Martin: I hate to say this as a lawyer, but … it depends.
Question: We live in a fragmented import/export market. (E.g., the data security executive order
Martin: There have been predictions that territoriality will die, but so far it has persisted.
Connor Dunlop
Connor Dunlop, GPAI Governance and Oversight in the EU – And How You Might be Able to Contribute
Three topics:
- Role of civil society
- My work and how we fit in
- How you can contribute
AI operates within a complex system of social and economic structures. The ecosystem includes industry and more. AI and society includes government actors and NGOs exist to support those actors. There are many types of expertise involved here. Ada Lovelace is an organization that thinks abut how AI and data impact people in society. We aim for research expertise, promoting AI literacy, building technical tools like audits and evaluations. A possible gap in the ecosystem is strategic litigation expertise.
At Ada Lovelace, we try to identify key topics early on and ground them in research. We do a lot of polling and engagement on public perspectives. And we recognize nuance and try to make sure that people know what the known unknowns are and where people disagree.
On AI governance, we have been asking about different accountability mechanisms. What mechanisms are available, how are they employed in the real world, do they work, and can they be reflected in standards, law, or policy?
Sabrina Küspert
Sabrina Küspert, Implementing the AI Act
The AI Act follows a risk-based approach. (Review of risk-based approach pyramid.) It adopts harmonized rules across all 27 member states. The idea is that if you create trust, you also create excellence. If provider complies, they get access to the entire EU.

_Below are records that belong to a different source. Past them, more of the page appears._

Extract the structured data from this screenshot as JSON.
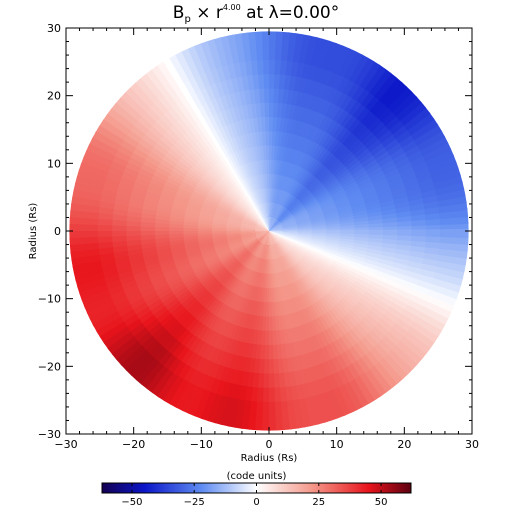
{
  "chart_data": {
    "type": "heatmap",
    "title": {
      "prefix": "B",
      "prefix_sub": "p",
      "middle": " × r",
      "exponent": "4.00",
      "suffix": " at λ=0.00°"
    },
    "xlabel": "Radius (Rs)",
    "ylabel": "Radius (Rs)",
    "xlim": [
      -30,
      30
    ],
    "ylim": [
      -30,
      30
    ],
    "xticks": [
      -30,
      -20,
      -10,
      0,
      10,
      20,
      30
    ],
    "yticks": [
      -30,
      -20,
      -10,
      0,
      10,
      20,
      30
    ],
    "disk_radius": 29.5,
    "colorbar": {
      "label": "(code units)",
      "range": [
        -62,
        62
      ],
      "ticks": [
        -50,
        -25,
        0,
        25,
        50
      ],
      "stops": [
        {
          "value": -62,
          "color": "#140050"
        },
        {
          "value": -45,
          "color": "#0b16c8"
        },
        {
          "value": -22,
          "color": "#5f8cf2"
        },
        {
          "value": 0,
          "color": "#ffffff"
        },
        {
          "value": 22,
          "color": "#f49a8c"
        },
        {
          "value": 45,
          "color": "#e8141b"
        },
        {
          "value": 62,
          "color": "#5c0010"
        }
      ]
    },
    "field": {
      "description_of_boundary": "current sheet",
      "sheet_angle_a_deg": 121,
      "sheet_angle_b_deg": -22,
      "positive_region": "lower-left half",
      "negative_region": "upper-right half"
    }
  }
}
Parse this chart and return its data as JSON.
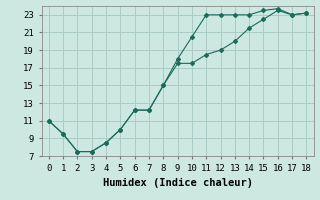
{
  "xlabel": "Humidex (Indice chaleur)",
  "bg_color": "#cce8e0",
  "grid_color": "#aaccc4",
  "line_color": "#1a6b5a",
  "xlim": [
    -0.5,
    18.5
  ],
  "ylim": [
    7,
    24
  ],
  "xticks": [
    0,
    1,
    2,
    3,
    4,
    5,
    6,
    7,
    8,
    9,
    10,
    11,
    12,
    13,
    14,
    15,
    16,
    17,
    18
  ],
  "yticks": [
    7,
    9,
    11,
    13,
    15,
    17,
    19,
    21,
    23
  ],
  "line1_x": [
    0,
    1,
    2,
    3,
    4,
    5,
    6,
    7,
    8,
    9,
    10,
    11,
    12,
    13,
    14,
    15,
    16,
    17,
    18
  ],
  "line1_y": [
    11,
    9.5,
    7.5,
    7.5,
    8.5,
    10.0,
    12.2,
    12.2,
    15.0,
    18.0,
    20.5,
    23.0,
    23.0,
    23.0,
    23.0,
    23.5,
    23.7,
    23.0,
    23.2
  ],
  "line2_x": [
    0,
    1,
    2,
    3,
    4,
    5,
    6,
    7,
    8,
    9,
    10,
    11,
    12,
    13,
    14,
    15,
    16,
    17,
    18
  ],
  "line2_y": [
    11,
    9.5,
    7.5,
    7.5,
    8.5,
    10.0,
    12.2,
    12.2,
    15.0,
    17.5,
    17.5,
    18.5,
    19.0,
    20.0,
    21.5,
    22.5,
    23.5,
    23.0,
    23.2
  ],
  "font_family": "monospace",
  "tick_fontsize": 6.5,
  "label_fontsize": 7.5
}
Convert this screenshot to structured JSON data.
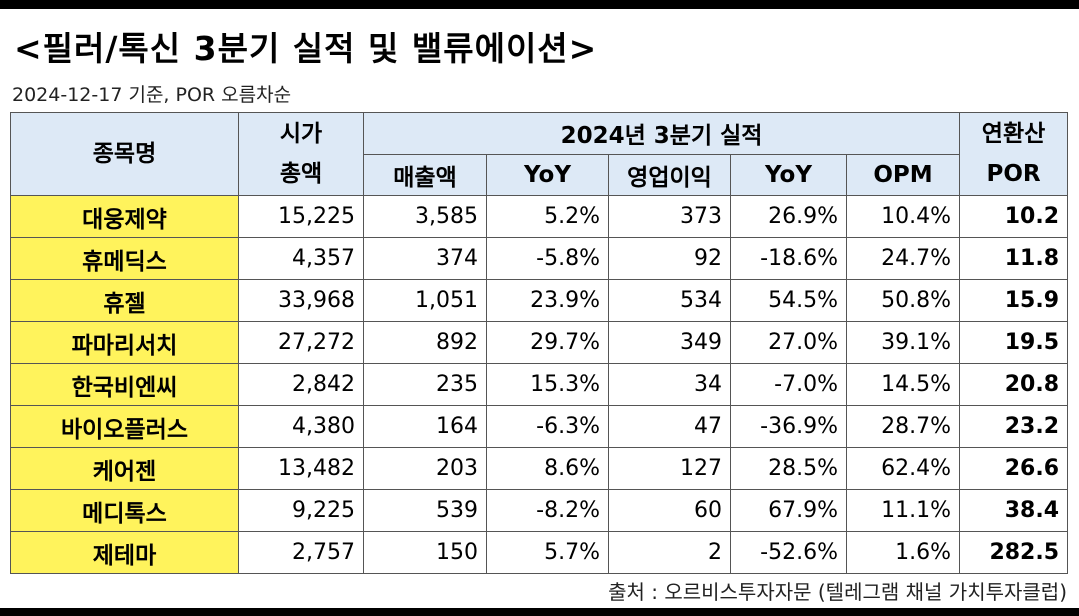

For general-purpose models, the rules are transparency obligations. Anyone who wants to build on a general-purpose model should be able to understand its capabilities and what it is based on. Providers must mitigate systemic risks with evaluation, mitigation, cybersecurity, incident reporting, and corrective measures.
The EU AI Office is part of the Commission and the center of AI expertise for the EU. It will facilitate a process to detail the rules around transparency, copyright, risk assessment, and risk mitigation via codes of practice. Also building enforcement structures. It will have technical capacity and regulatory powers (e.g. to compel assessments).
Finally, we’re facilitating international cooperation on AI. We’re working with the U.S. AI Safety Office, building an international network among key partners, and engaged in bilateral and multilateral activities.